Your examples are like a Japanese tourist caught stealing bread whose defense is "I only had YEN, and since there is NO MECHANISM by which a Japanese tourist can purchase bread with YEN, I had to steal some."
The fact of the matter is there are immigration laws. Immigrants who break them know it and know the risks.
The "risks" for an improper entry are a maximum $250 CIVIL FINE and deportation.
The visa system does have classes to fit people based upon who they are and why they want to come here. I used the term FACT SITUATION because that is what it amounts to. If you have a better term to describe why each visa fits a certain people / category, by all means correct me and I will use it.
The reality is that no visa exists that addresses the reasons and the people who enter the United States without papers, but for a legitimate purpose. It has always been questionable whether any law applies since we demand that people do something "properly," but fail to provide that "proper" mechanism.
You are acting like a dullard, much like the people that won't confine themselves to answering my simple questions. That is, most likely, because the answers are self evident. The immigration laws are unconstitutional because they are not uniform. The United States Supreme Court once opined:
"The general misconception is that any statute passed by legislators bearing the appearance of law constitutes the law of the land. The Constitution of the United States is the supreme law of the land, and any statue, to be valid, must be in agreement. It is impossible for both the Constitution and a law violating it to be valid; one must prevail. This is succinctly stated as follows:
The general rule is that an unconstitutional statute, though having the form and name of law, is in reality no law, but is wholly void, and ineffective for any purpose; since unconstitutionality dates from the time of its enactment, and not merely from the date of the decision so branding it.
An unconstitutional law, in legal contemplation, is as inoperative as if it had never been passed. Such a statute leaves the question that it purports to settle just as it would be had the statute not been enacted.
Since an unconstitutional law is void, the general principals follow that it imposes no duties, confers no rights, creates no office, bestows no power or authority on anyone, affords no protection, and justifies no acts performed under it . . .
A void act cannot be legally consistent with a valid one.
An unconstitutional law cannot operate to supersede any existing valid law.
Indeed, insofar as a statute runs counter to the fundamental law of the land, it is superseded thereby.
No one is bound to obey an unconstitutional law and no courts are bound to enforce it.
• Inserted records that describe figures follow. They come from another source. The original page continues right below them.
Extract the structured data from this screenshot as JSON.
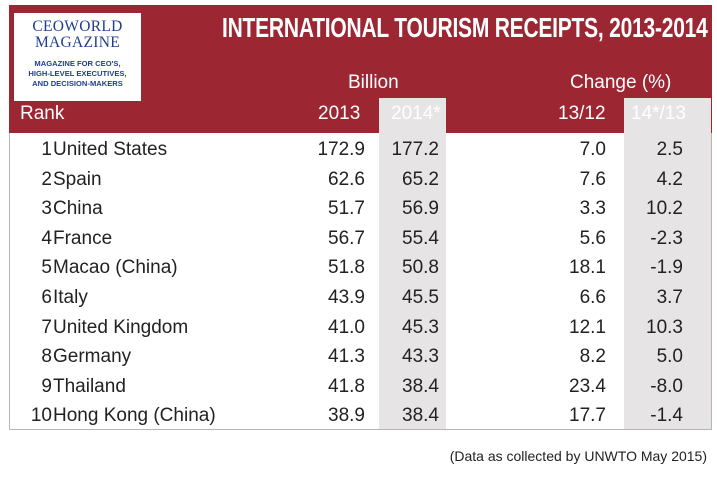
{
  "logo": {
    "title_line1": "CEOWORLD",
    "title_line2": "MAGAZINE",
    "sub_line1": "MAGAZINE FOR CEO'S,",
    "sub_line2": "HIGH-LEVEL EXECUTIVES,",
    "sub_line3": "AND DECISION-MAKERS"
  },
  "colors": {
    "header_bg": "#9d2633",
    "logo_text": "#1f3e8e",
    "highlight": "#e6e4e4"
  },
  "chart_data": {
    "type": "table",
    "title": "INTERNATIONAL TOURISM RECEIPTS, 2013-2014",
    "group_labels": {
      "billion": "Billion",
      "change": "Change (%)"
    },
    "columns": {
      "rank": "Rank",
      "y2013": "2013",
      "y2014": "2014*",
      "c1312": "13/12",
      "c1413": "14*/13"
    },
    "rows": [
      {
        "rank": "1",
        "country": "United States",
        "y2013": "172.9",
        "y2014": "177.2",
        "c1312": "7.0",
        "c1413": "2.5"
      },
      {
        "rank": "2",
        "country": "Spain",
        "y2013": "62.6",
        "y2014": "65.2",
        "c1312": "7.6",
        "c1413": "4.2"
      },
      {
        "rank": "3",
        "country": "China",
        "y2013": "51.7",
        "y2014": "56.9",
        "c1312": "3.3",
        "c1413": "10.2"
      },
      {
        "rank": "4",
        "country": "France",
        "y2013": "56.7",
        "y2014": "55.4",
        "c1312": "5.6",
        "c1413": "-2.3"
      },
      {
        "rank": "5",
        "country": "Macao (China)",
        "y2013": "51.8",
        "y2014": "50.8",
        "c1312": "18.1",
        "c1413": "-1.9"
      },
      {
        "rank": "6",
        "country": "Italy",
        "y2013": "43.9",
        "y2014": "45.5",
        "c1312": "6.6",
        "c1413": "3.7"
      },
      {
        "rank": "7",
        "country": "United Kingdom",
        "y2013": "41.0",
        "y2014": "45.3",
        "c1312": "12.1",
        "c1413": "10.3"
      },
      {
        "rank": "8",
        "country": "Germany",
        "y2013": "41.3",
        "y2014": "43.3",
        "c1312": "8.2",
        "c1413": "5.0"
      },
      {
        "rank": "9",
        "country": "Thailand",
        "y2013": "41.8",
        "y2014": "38.4",
        "c1312": "23.4",
        "c1413": "-8.0"
      },
      {
        "rank": "10",
        "country": "Hong Kong (China)",
        "y2013": "38.9",
        "y2014": "38.4",
        "c1312": "17.7",
        "c1413": "-1.4"
      }
    ],
    "footnote": "(Data as collected by UNWTO May 2015)"
  }
}
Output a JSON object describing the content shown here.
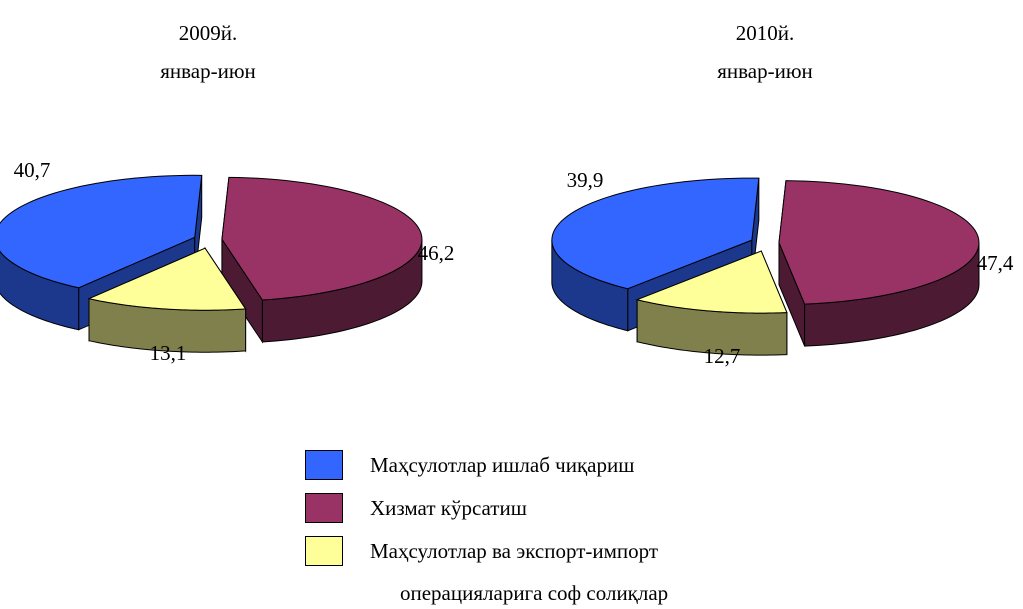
{
  "chart_data": [
    {
      "type": "pie",
      "title": [
        "2009й.",
        "январ-июн"
      ],
      "values": [
        40.7,
        46.2,
        13.1
      ],
      "value_labels": [
        "40,7",
        "46,2",
        "13,1"
      ]
    },
    {
      "type": "pie",
      "title": [
        "2010й.",
        "январ-июн"
      ],
      "values": [
        39.9,
        47.4,
        12.7
      ],
      "value_labels": [
        "39,9",
        "47,4",
        "12,7"
      ]
    }
  ],
  "legend": {
    "categories": [
      "Маҳсулотлар ишлаб чиқариш",
      "Хизмат кўрсатиш",
      "Маҳсулотлар ва экспорт-импорт операцияларига соф солиқлар"
    ],
    "colors": [
      "#3366ff",
      "#993366",
      "#ffff99"
    ]
  }
}
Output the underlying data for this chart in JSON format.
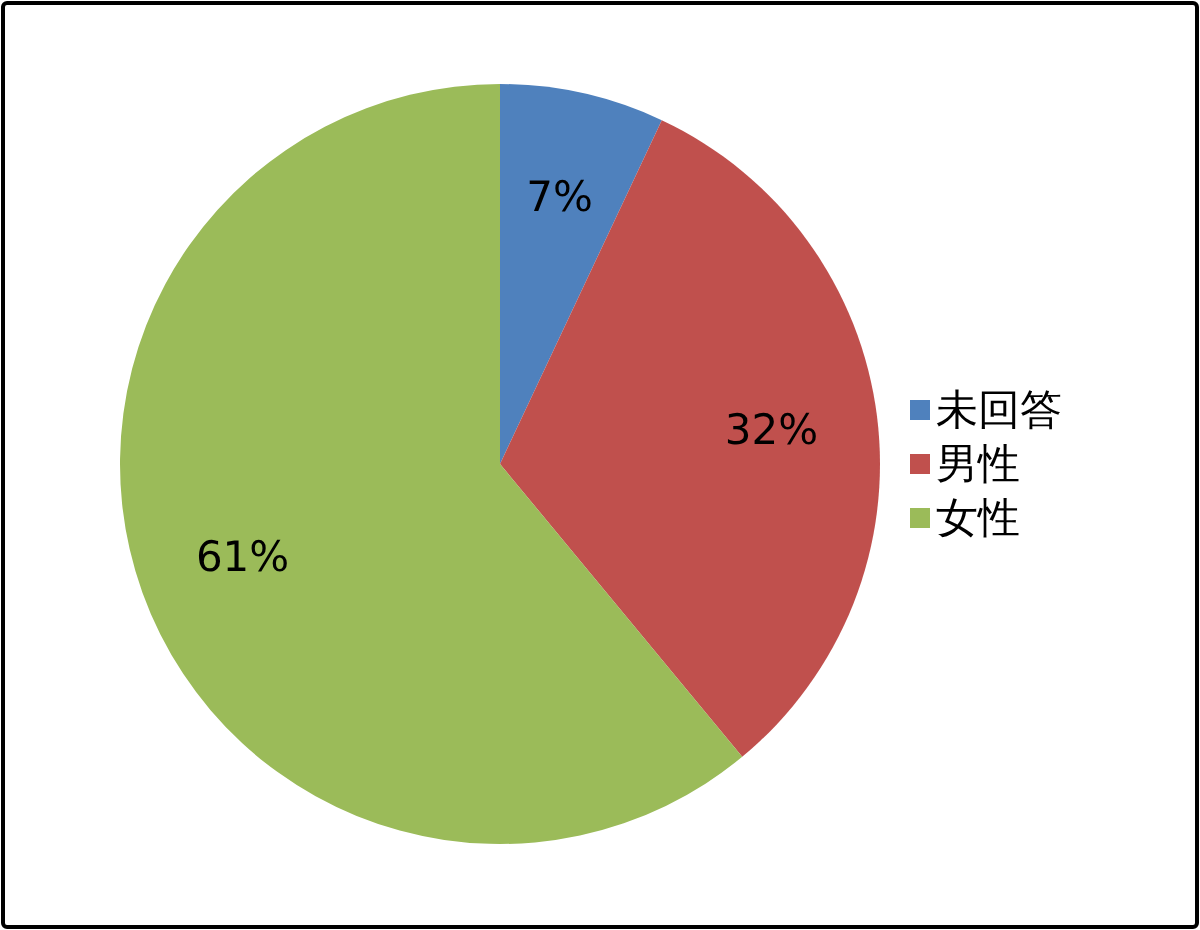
{
  "chart_data": {
    "type": "pie",
    "categories": [
      "未回答",
      "男性",
      "女性"
    ],
    "values": [
      7,
      32,
      61
    ],
    "value_labels": [
      "7%",
      "32%",
      "61%"
    ],
    "colors": [
      "#4f81bd",
      "#c0504d",
      "#9bbb59"
    ],
    "legend": "right"
  }
}
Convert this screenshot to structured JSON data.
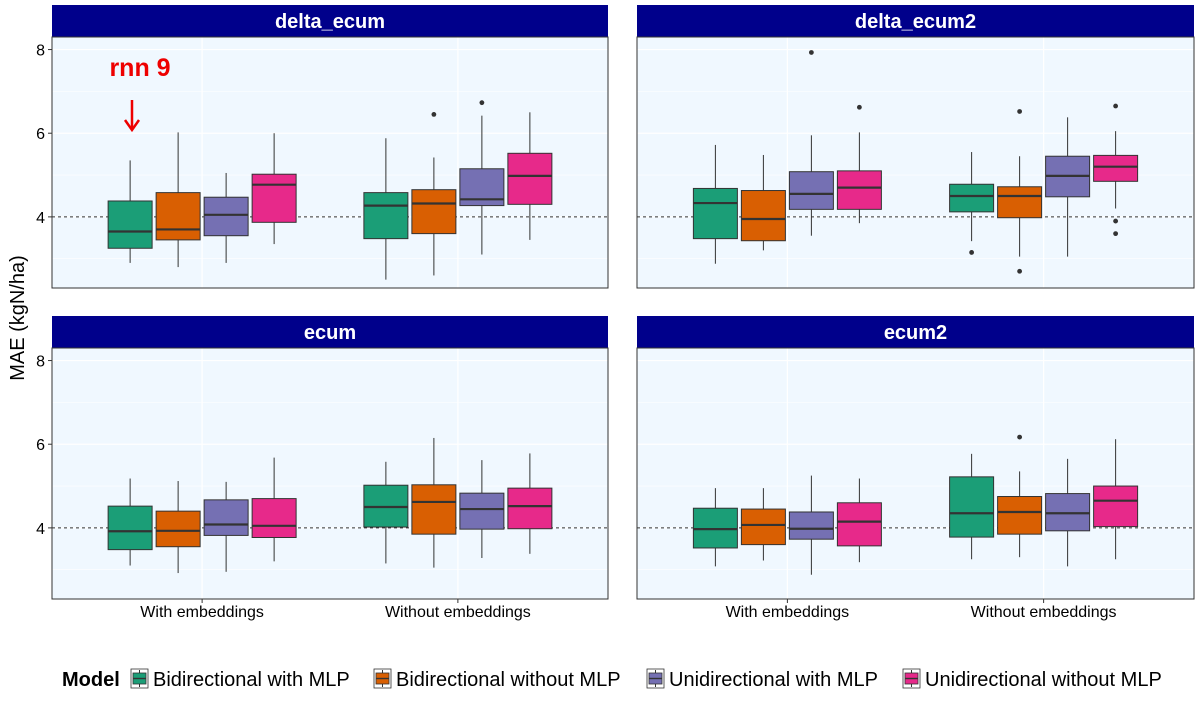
{
  "chart_data": {
    "type": "boxplot",
    "facets": [
      "delta_ecum",
      "delta_ecum2",
      "ecum",
      "ecum2"
    ],
    "categories": [
      "With embeddings",
      "Without embeddings"
    ],
    "series_names": [
      "Bidirectional with MLP",
      "Bidirectional without MLP",
      "Unidirectional with MLP",
      "Unidirectional without MLP"
    ],
    "colors": [
      "#1b9e77",
      "#d95f02",
      "#7570b3",
      "#e7298a"
    ],
    "ylabel": "MAE (kgN/ha)",
    "ylim": [
      2.3,
      8.3
    ],
    "yticks": [
      4,
      6,
      8
    ],
    "hline": 4,
    "legend": {
      "title": "Model",
      "position": "bottom"
    },
    "annotation": {
      "text": "rnn 9",
      "arrow": "↓",
      "facet": "delta_ecum",
      "category": "With embeddings",
      "series": "Bidirectional with MLP"
    },
    "boxes": {
      "delta_ecum": [
        [
          {
            "min": 2.9,
            "q1": 3.25,
            "median": 3.65,
            "q3": 4.38,
            "max": 5.35,
            "outliers": []
          },
          {
            "min": 2.8,
            "q1": 3.45,
            "median": 3.7,
            "q3": 4.58,
            "max": 6.02,
            "outliers": []
          },
          {
            "min": 2.9,
            "q1": 3.55,
            "median": 4.05,
            "q3": 4.47,
            "max": 5.05,
            "outliers": []
          },
          {
            "min": 3.35,
            "q1": 3.87,
            "median": 4.77,
            "q3": 5.02,
            "max": 6.0,
            "outliers": []
          }
        ],
        [
          {
            "min": 2.5,
            "q1": 3.48,
            "median": 4.27,
            "q3": 4.58,
            "max": 5.88,
            "outliers": []
          },
          {
            "min": 2.6,
            "q1": 3.6,
            "median": 4.32,
            "q3": 4.65,
            "max": 5.42,
            "outliers": [
              6.45
            ]
          },
          {
            "min": 3.1,
            "q1": 4.27,
            "median": 4.42,
            "q3": 5.15,
            "max": 6.42,
            "outliers": [
              6.73
            ]
          },
          {
            "min": 3.45,
            "q1": 4.3,
            "median": 4.98,
            "q3": 5.52,
            "max": 6.5,
            "outliers": []
          }
        ]
      ],
      "delta_ecum2": [
        [
          {
            "min": 2.88,
            "q1": 3.48,
            "median": 4.33,
            "q3": 4.68,
            "max": 5.72,
            "outliers": []
          },
          {
            "min": 3.2,
            "q1": 3.43,
            "median": 3.95,
            "q3": 4.63,
            "max": 5.48,
            "outliers": []
          },
          {
            "min": 3.55,
            "q1": 4.18,
            "median": 4.55,
            "q3": 5.08,
            "max": 5.95,
            "outliers": [
              7.93
            ]
          },
          {
            "min": 3.85,
            "q1": 4.18,
            "median": 4.7,
            "q3": 5.1,
            "max": 6.02,
            "outliers": [
              6.62
            ]
          }
        ],
        [
          {
            "min": 3.42,
            "q1": 4.12,
            "median": 4.5,
            "q3": 4.78,
            "max": 5.55,
            "outliers": [
              3.15
            ]
          },
          {
            "min": 3.05,
            "q1": 3.98,
            "median": 4.5,
            "q3": 4.72,
            "max": 5.45,
            "outliers": [
              6.52,
              2.7
            ]
          },
          {
            "min": 3.05,
            "q1": 4.48,
            "median": 4.98,
            "q3": 5.45,
            "max": 6.38,
            "outliers": []
          },
          {
            "min": 4.2,
            "q1": 4.85,
            "median": 5.2,
            "q3": 5.47,
            "max": 6.05,
            "outliers": [
              6.65,
              3.9,
              3.6
            ]
          }
        ]
      ],
      "ecum": [
        [
          {
            "min": 3.1,
            "q1": 3.48,
            "median": 3.92,
            "q3": 4.52,
            "max": 5.18,
            "outliers": []
          },
          {
            "min": 2.92,
            "q1": 3.55,
            "median": 3.93,
            "q3": 4.4,
            "max": 5.12,
            "outliers": []
          },
          {
            "min": 2.95,
            "q1": 3.82,
            "median": 4.08,
            "q3": 4.67,
            "max": 5.1,
            "outliers": []
          },
          {
            "min": 3.2,
            "q1": 3.77,
            "median": 4.05,
            "q3": 4.7,
            "max": 5.68,
            "outliers": []
          }
        ],
        [
          {
            "min": 3.15,
            "q1": 4.02,
            "median": 4.5,
            "q3": 5.02,
            "max": 5.58,
            "outliers": []
          },
          {
            "min": 3.05,
            "q1": 3.85,
            "median": 4.62,
            "q3": 5.03,
            "max": 6.15,
            "outliers": []
          },
          {
            "min": 3.28,
            "q1": 3.97,
            "median": 4.45,
            "q3": 4.83,
            "max": 5.62,
            "outliers": []
          },
          {
            "min": 3.38,
            "q1": 3.98,
            "median": 4.52,
            "q3": 4.95,
            "max": 5.78,
            "outliers": []
          }
        ]
      ],
      "ecum2": [
        [
          {
            "min": 3.08,
            "q1": 3.52,
            "median": 3.97,
            "q3": 4.47,
            "max": 4.95,
            "outliers": []
          },
          {
            "min": 3.22,
            "q1": 3.6,
            "median": 4.07,
            "q3": 4.45,
            "max": 4.95,
            "outliers": []
          },
          {
            "min": 2.88,
            "q1": 3.73,
            "median": 3.98,
            "q3": 4.38,
            "max": 5.25,
            "outliers": []
          },
          {
            "min": 3.18,
            "q1": 3.57,
            "median": 4.15,
            "q3": 4.6,
            "max": 5.18,
            "outliers": []
          }
        ],
        [
          {
            "min": 3.25,
            "q1": 3.78,
            "median": 4.35,
            "q3": 5.22,
            "max": 5.77,
            "outliers": []
          },
          {
            "min": 3.3,
            "q1": 3.85,
            "median": 4.38,
            "q3": 4.75,
            "max": 5.35,
            "outliers": [
              6.17
            ]
          },
          {
            "min": 3.08,
            "q1": 3.93,
            "median": 4.35,
            "q3": 4.82,
            "max": 5.65,
            "outliers": []
          },
          {
            "min": 3.25,
            "q1": 4.03,
            "median": 4.65,
            "q3": 5.0,
            "max": 6.12,
            "outliers": []
          }
        ]
      ]
    }
  }
}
-- Sixteenth American Jurisprudence, Second Edition, Section 177. (late 2nd Ed. Section 256)
BTW, for you to claim to be a "teacher," your analogy sucks the big suck. A person goes to the bank and exchanges yen for dollars. There is a solution. If a foreigner wants to be a Guest Worker because an American offered them a job, there is no mechanism. Do you think that the people on this forum are stupid OR did you not know that?
The only "legal" way in (since you are too juvenile to understand the accurate legal term PROPER) for some people is to lie to the immigration authorities when all they want to do is exercise their Liberties. So, what you are advocating is to FORCE people to LIE to the immigration authorities in order to become citizens of a nation they do not want to be a citizen of? Are you effing kidding me?